O Brasil vai, a sete de Setembro, comemorar o seu bicentenário
da Independência. Culpar o povo português, passados 200 anos (!), da
criminalidade absurda praticada naquele país/continente é simplesmente
repugnante. Essa narrativa alimentada pela esquerda deve ser veementemente
combatida por qualquer cidadão sensato e sério. Não é a primeira vez que isso
acontece. A mesma narrativa tem sido desenvolvida pelas esquerdas próximas do
PCP e do BE há largos anos em relação á África Portuguesa.
Esta Bia, contudo, além de entrar nesta narrativa
(porque ela própria pertence a esse ninho execrável), compara o incomparável
quando chama á liça o caso concreto daquilo que se passa na Ucrânia!
Analisemos a coisa segundo esses dois pontos
essenciais da dita Bia, sem utilizar o princípio categórico de Kant, explorado
pelos Gregos há mais de 2000 anos, com o qual concordamos inteiramente, mas que
neste caso real não deve ser chamado à liça.
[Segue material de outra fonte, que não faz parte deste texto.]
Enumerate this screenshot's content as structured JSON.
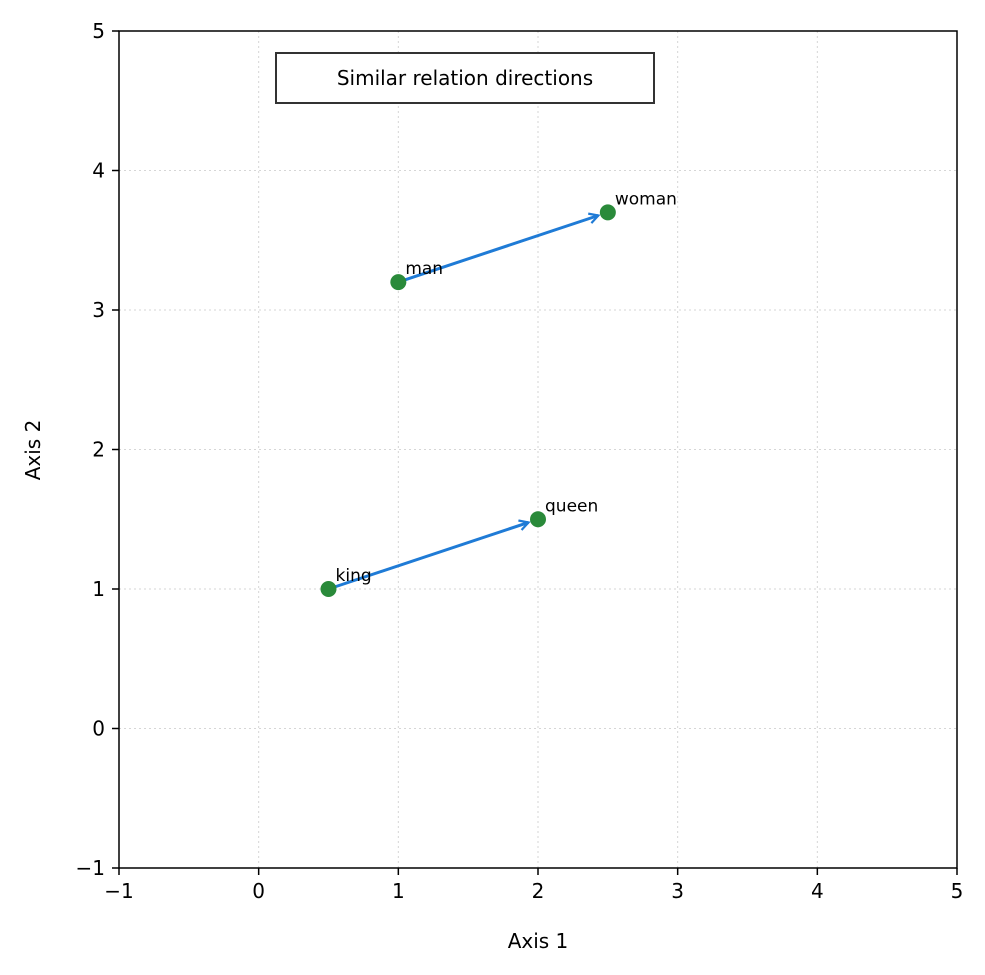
{
  "chart_data": {
    "type": "scatter",
    "title": "",
    "xlabel": "Axis 1",
    "ylabel": "Axis 2",
    "xlim": [
      -1,
      5
    ],
    "ylim": [
      -1,
      5
    ],
    "xticks": [
      "−1",
      "0",
      "1",
      "2",
      "3",
      "4",
      "5"
    ],
    "yticks": [
      "−1",
      "0",
      "1",
      "2",
      "3",
      "4",
      "5"
    ],
    "grid": true,
    "annotation_box": "Similar relation directions",
    "points": [
      {
        "label": "king",
        "x": 0.5,
        "y": 1.0
      },
      {
        "label": "queen",
        "x": 2.0,
        "y": 1.5
      },
      {
        "label": "man",
        "x": 1.0,
        "y": 3.2
      },
      {
        "label": "woman",
        "x": 2.5,
        "y": 3.7
      }
    ],
    "arrows": [
      {
        "from": "king",
        "to": "queen"
      },
      {
        "from": "man",
        "to": "woman"
      }
    ],
    "colors": {
      "point": "#2a8a3a",
      "arrow": "#1f7bd6"
    }
  }
}
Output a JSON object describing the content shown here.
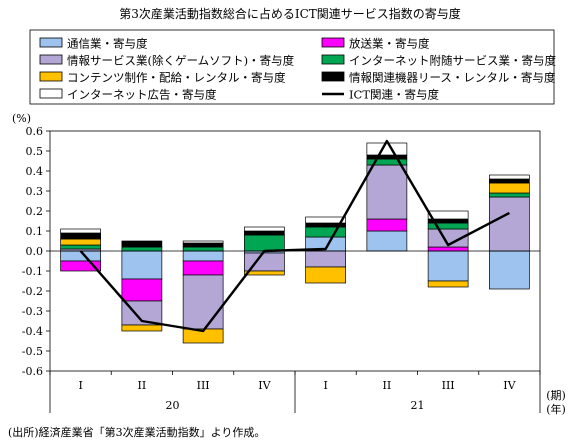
{
  "chart_data": {
    "type": "bar",
    "title": "第3次産業活動指数総合に占めるICT関連サービス指数の寄与度",
    "ylabel": "(%)",
    "xlabel_unit_1": "(期)",
    "xlabel_unit_2": "(年)",
    "ylim": [
      -0.6,
      0.6
    ],
    "yticks": [
      "0.6",
      "0.5",
      "0.4",
      "0.3",
      "0.2",
      "0.1",
      "0.0",
      "-0.1",
      "-0.2",
      "-0.3",
      "-0.4",
      "-0.5",
      "-0.6"
    ],
    "categories": [
      "I",
      "II",
      "III",
      "IV",
      "I",
      "II",
      "III",
      "IV"
    ],
    "year_labels": [
      {
        "label": "20",
        "span": [
          0,
          3
        ]
      },
      {
        "label": "21",
        "span": [
          4,
          7
        ]
      }
    ],
    "stacked": true,
    "grid": false,
    "legend_position": "top",
    "series": [
      {
        "name": "通信業・寄与度",
        "color": "#9dc3ee",
        "values": [
          -0.05,
          -0.14,
          -0.05,
          -0.01,
          0.07,
          0.1,
          -0.15,
          -0.19
        ]
      },
      {
        "name": "放送業・寄与度",
        "color": "#ff00ff",
        "values": [
          -0.05,
          -0.11,
          -0.07,
          0.0,
          0.0,
          0.06,
          0.02,
          0.0
        ]
      },
      {
        "name": "情報サービス業(除くゲームソフト)・寄与度",
        "color": "#b4a7d6",
        "values": [
          0.01,
          -0.12,
          -0.27,
          -0.09,
          -0.08,
          0.27,
          0.09,
          0.27
        ]
      },
      {
        "name": "インターネット附随サービス業・寄与度",
        "color": "#00a651",
        "values": [
          0.02,
          0.02,
          0.02,
          0.08,
          0.05,
          0.03,
          0.03,
          0.02
        ]
      },
      {
        "name": "コンテンツ制作・配給・レンタル・寄与度",
        "color": "#ffc000",
        "values": [
          0.03,
          -0.03,
          -0.07,
          -0.02,
          -0.08,
          0.0,
          -0.03,
          0.05
        ]
      },
      {
        "name": "情報関連機器リース・レンタル・寄与度",
        "color": "#000000",
        "values": [
          0.03,
          0.03,
          0.02,
          0.02,
          0.02,
          0.02,
          0.02,
          0.02
        ]
      },
      {
        "name": "インターネット広告・寄与度",
        "color": "#ffffff",
        "values": [
          0.02,
          0.0,
          0.01,
          0.02,
          0.03,
          0.06,
          0.04,
          0.02
        ]
      }
    ],
    "line_series": {
      "name": "ICT関連・寄与度",
      "color": "#000000",
      "values": [
        0.0,
        -0.35,
        -0.4,
        0.0,
        0.01,
        0.55,
        0.03,
        0.19
      ]
    }
  },
  "legend": {
    "items": [
      {
        "label": "通信業・寄与度",
        "color": "#9dc3ee",
        "kind": "box"
      },
      {
        "label": "放送業・寄与度",
        "color": "#ff00ff",
        "kind": "box"
      },
      {
        "label": "情報サービス業(除くゲームソフト)・寄与度",
        "color": "#b4a7d6",
        "kind": "box"
      },
      {
        "label": "インターネット附随サービス業・寄与度",
        "color": "#00a651",
        "kind": "box"
      },
      {
        "label": "コンテンツ制作・配給・レンタル・寄与度",
        "color": "#ffc000",
        "kind": "box"
      },
      {
        "label": "情報関連機器リース・レンタル・寄与度",
        "color": "#000000",
        "kind": "box"
      },
      {
        "label": "インターネット広告・寄与度",
        "color": "#ffffff",
        "kind": "box"
      },
      {
        "label": "ICT関連・寄与度",
        "color": "#000000",
        "kind": "line"
      }
    ]
  },
  "source_note": "(出所)経済産業省「第3次産業活動指数」より作成。"
}
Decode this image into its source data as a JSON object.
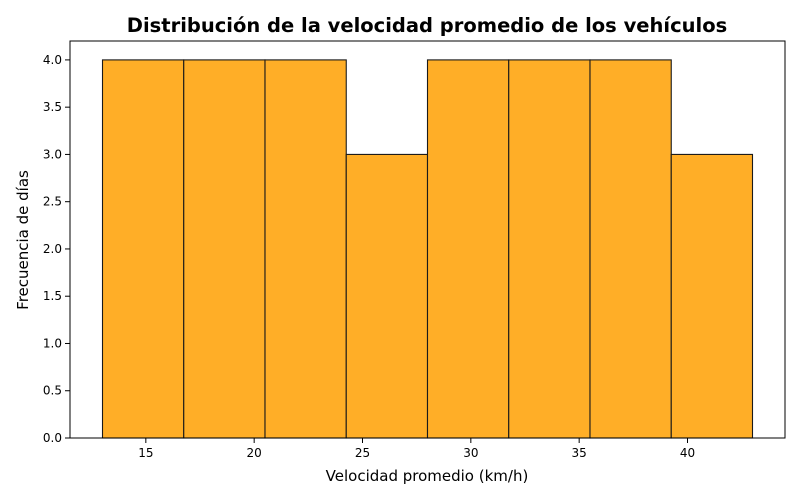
{
  "chart_data": {
    "type": "bar",
    "title": "Distribución de la velocidad promedio de los vehículos",
    "xlabel": "Velocidad promedio (km/h)",
    "ylabel": "Frecuencia de días",
    "bins": [
      {
        "start": 13.0,
        "end": 16.75,
        "value": 4
      },
      {
        "start": 16.75,
        "end": 20.5,
        "value": 4
      },
      {
        "start": 20.5,
        "end": 24.25,
        "value": 4
      },
      {
        "start": 24.25,
        "end": 28.0,
        "value": 3
      },
      {
        "start": 28.0,
        "end": 31.75,
        "value": 4
      },
      {
        "start": 31.75,
        "end": 35.5,
        "value": 4
      },
      {
        "start": 35.5,
        "end": 39.25,
        "value": 4
      },
      {
        "start": 39.25,
        "end": 43.0,
        "value": 3
      }
    ],
    "xlim": [
      11.5,
      44.5
    ],
    "ylim": [
      0,
      4.2
    ],
    "xticks": [
      15,
      20,
      25,
      30,
      35,
      40
    ],
    "xtick_labels": [
      "15",
      "20",
      "25",
      "30",
      "35",
      "40"
    ],
    "yticks": [
      0,
      0.5,
      1.0,
      1.5,
      2.0,
      2.5,
      3.0,
      3.5,
      4.0
    ],
    "ytick_labels": [
      "0.0",
      "0.5",
      "1.0",
      "1.5",
      "2.0",
      "2.5",
      "3.0",
      "3.5",
      "4.0"
    ],
    "bar_color": "#ffae27",
    "edge_color": "#1a1a1a",
    "grid": false,
    "legend": "none"
  }
}
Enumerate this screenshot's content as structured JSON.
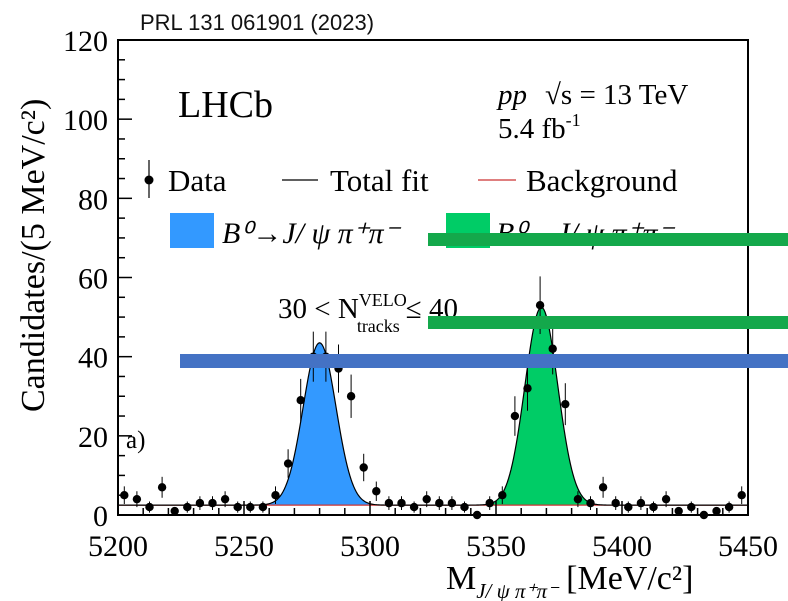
{
  "header": {
    "citation": "PRL 131 061901 (2023)"
  },
  "chart_data": {
    "type": "scatter",
    "experiment": "LHCb",
    "panel_label": "a)",
    "energy_label": {
      "beam": "pp",
      "sqrt_s": "√s = 13 TeV",
      "lumi": "5.4 fb",
      "lumi_exp": "-1"
    },
    "selection": {
      "prefix": "30 < N",
      "sup": "VELO",
      "sub": "tracks",
      "suffix": "≤ 40"
    },
    "xlabel": {
      "main": "M",
      "sub": "J/ ψ π⁺π⁻",
      "unit": "[MeV/c²]"
    },
    "ylabel": "Candidates/(5 MeV/c²)",
    "xlim": [
      5200,
      5450
    ],
    "ylim": [
      0,
      120
    ],
    "xticks": [
      5200,
      5250,
      5300,
      5350,
      5400,
      5450
    ],
    "yticks": [
      0,
      20,
      40,
      60,
      80,
      100,
      120
    ],
    "legend": {
      "data": "Data",
      "total_fit": "Total fit",
      "background": "Background",
      "sig1": "B⁰→J/ ψ π⁺π⁻",
      "sig2": "B⁰→J/ ψ π⁺π⁻"
    },
    "colors": {
      "sig1": "#3399ff",
      "sig2": "#00cc66",
      "background": "#cc3333",
      "total_fit": "#000000",
      "redact_blue": "#4472c4",
      "redact_green": "#14a84b"
    },
    "data_points": [
      {
        "x": 5202.5,
        "y": 5
      },
      {
        "x": 5207.5,
        "y": 4
      },
      {
        "x": 5212.5,
        "y": 2
      },
      {
        "x": 5217.5,
        "y": 7
      },
      {
        "x": 5222.5,
        "y": 1
      },
      {
        "x": 5227.5,
        "y": 2
      },
      {
        "x": 5232.5,
        "y": 3
      },
      {
        "x": 5237.5,
        "y": 3
      },
      {
        "x": 5242.5,
        "y": 4
      },
      {
        "x": 5247.5,
        "y": 2
      },
      {
        "x": 5252.5,
        "y": 2
      },
      {
        "x": 5257.5,
        "y": 2
      },
      {
        "x": 5262.5,
        "y": 5
      },
      {
        "x": 5267.5,
        "y": 13
      },
      {
        "x": 5272.5,
        "y": 29
      },
      {
        "x": 5277.5,
        "y": 40
      },
      {
        "x": 5282.5,
        "y": 40
      },
      {
        "x": 5287.5,
        "y": 37
      },
      {
        "x": 5292.5,
        "y": 30
      },
      {
        "x": 5297.5,
        "y": 12
      },
      {
        "x": 5302.5,
        "y": 6
      },
      {
        "x": 5307.5,
        "y": 3
      },
      {
        "x": 5312.5,
        "y": 3
      },
      {
        "x": 5317.5,
        "y": 2
      },
      {
        "x": 5322.5,
        "y": 4
      },
      {
        "x": 5327.5,
        "y": 3
      },
      {
        "x": 5332.5,
        "y": 3
      },
      {
        "x": 5337.5,
        "y": 2
      },
      {
        "x": 5342.5,
        "y": 0
      },
      {
        "x": 5347.5,
        "y": 3
      },
      {
        "x": 5352.5,
        "y": 5
      },
      {
        "x": 5357.5,
        "y": 25
      },
      {
        "x": 5362.5,
        "y": 32
      },
      {
        "x": 5367.5,
        "y": 53
      },
      {
        "x": 5372.5,
        "y": 42
      },
      {
        "x": 5377.5,
        "y": 28
      },
      {
        "x": 5382.5,
        "y": 4
      },
      {
        "x": 5387.5,
        "y": 3
      },
      {
        "x": 5392.5,
        "y": 7
      },
      {
        "x": 5397.5,
        "y": 3
      },
      {
        "x": 5402.5,
        "y": 2
      },
      {
        "x": 5407.5,
        "y": 3
      },
      {
        "x": 5412.5,
        "y": 2
      },
      {
        "x": 5417.5,
        "y": 4
      },
      {
        "x": 5422.5,
        "y": 1
      },
      {
        "x": 5427.5,
        "y": 2
      },
      {
        "x": 5432.5,
        "y": 0
      },
      {
        "x": 5437.5,
        "y": 1
      },
      {
        "x": 5442.5,
        "y": 2
      },
      {
        "x": 5447.5,
        "y": 5
      }
    ],
    "signal_peaks": [
      {
        "name": "sig1",
        "mean": 5280,
        "sigma": 6.5,
        "amplitude": 41
      },
      {
        "name": "sig2",
        "mean": 5368,
        "sigma": 6.5,
        "amplitude": 50
      }
    ],
    "background_level": 2.5
  }
}
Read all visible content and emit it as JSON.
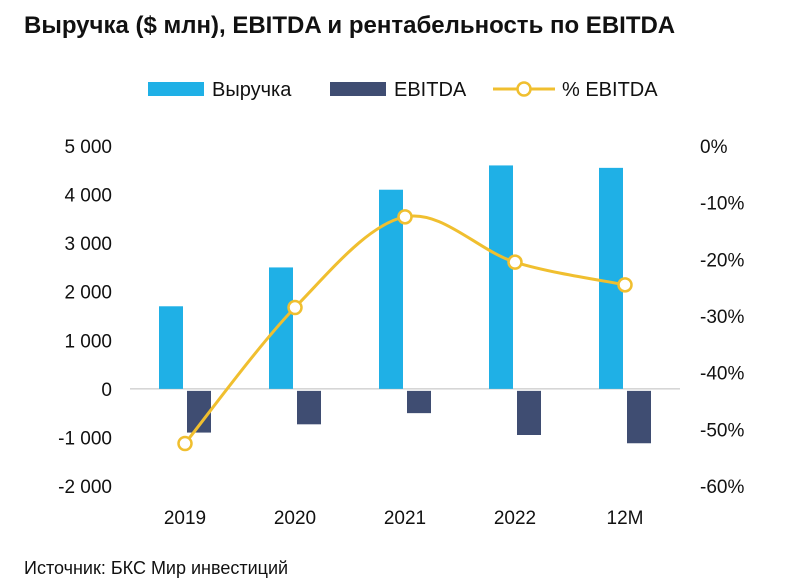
{
  "title": "Выручка ($ млн), EBITDA и рентабельность по EBITDA",
  "source": "Источник: БКС Мир инвестиций",
  "colors": {
    "revenue": "#1fb0e6",
    "ebitda": "#3f4d72",
    "margin": "#f0bf2f",
    "axis_line": "#bdbdbd"
  },
  "chart_data": {
    "type": "bar",
    "title": "Выручка ($ млн), EBITDA и рентабельность по EBITDA",
    "categories": [
      "2019",
      "2020",
      "2021",
      "2022",
      "12M"
    ],
    "series": [
      {
        "name": "Выручка",
        "type": "bar",
        "axis": "left",
        "values": [
          1700,
          2500,
          4100,
          4600,
          4550
        ]
      },
      {
        "name": "EBITDA",
        "type": "bar",
        "axis": "left",
        "values": [
          -900,
          -730,
          -500,
          -950,
          -1120
        ]
      },
      {
        "name": "% EBITDA",
        "type": "line",
        "axis": "right",
        "smooth": true,
        "markers": "circle",
        "values": [
          -52.5,
          -28.5,
          -12.5,
          -20.5,
          -24.5
        ]
      }
    ],
    "y_left": {
      "min": -2000,
      "max": 5000,
      "ticks": [
        5000,
        4000,
        3000,
        2000,
        1000,
        0,
        -1000,
        -2000
      ],
      "tick_labels": [
        "5 000",
        "4 000",
        "3 000",
        "2 000",
        "1 000",
        "0",
        "-1 000",
        "-2 000"
      ]
    },
    "y_right": {
      "min": -60,
      "max": 0,
      "ticks": [
        0,
        -10,
        -20,
        -30,
        -40,
        -50,
        -60
      ],
      "tick_labels": [
        "0%",
        "-10%",
        "-20%",
        "-30%",
        "-40%",
        "-50%",
        "-60%"
      ]
    },
    "legend": {
      "position": "top",
      "entries": [
        "Выручка",
        "EBITDA",
        "% EBITDA"
      ]
    },
    "grid": false
  }
}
A sê-lo daria, pelo menos, origem
a um ensaio de 30 páginas
1 – Pelas contas da Bia morrem no Brasil, por mês,
cerca de 1877 pretos. Considerando números com muito pouco rigor, na Ucrânia,
nestes últimos cinco meses, morreram cerca 24 mil pessoas por mês. É, portanto,
uma diferença considerável.
2 – Quanto à denuncia do estrago que ficou no Brasil
pelo povo português, aconselhamos essa ignorante e acólitos, a instruírem-se. A
História do Brasil é muito bem conhecida desde, pelo menos, da época em que a
primeira nau ou caravela aí aportou. E está escrita, até por historiadores
brasileiros reconhecidos pela Academia.
A dona Bia já alguma vez ouviu falar dos Tupis? Um
povo indígena que vivia nas terras de
Vera Cruz antes dos portugueses aí aportarem? Era um povo que se dividia em
múltiplas tribos como os potiguares, timbiras e caetés.
Pois bem, analisar uma questão histórica implica
contextualiza-la, e não devemos “julgar” os costumes dos povos em determinada
época (por exemplo seculo XV) comparando-os com os nossos costumes (século XX),
mas devemos reflectir sobre eles para concluirmos sobre as questões actuais.
Não há dúvida que o passado influencia o futuro e, neste caso, o presente. Por
essa razão a dona Bia deve ler um pouco sobre este povo brasileiro para perceber
porque é que hoje, passados 500 anos, “em cada 23 minutos morre um preto” no
Brasil.
Poderíamos aconselhar-lhe uma centena de livros, mas
aconselhamos-lhe apenas este: “A Conquista do Brasil – 1500-1600” de Thales
Guaracy. Sobretudo o capítulo “Senhores da floresta”, pp. 30-48.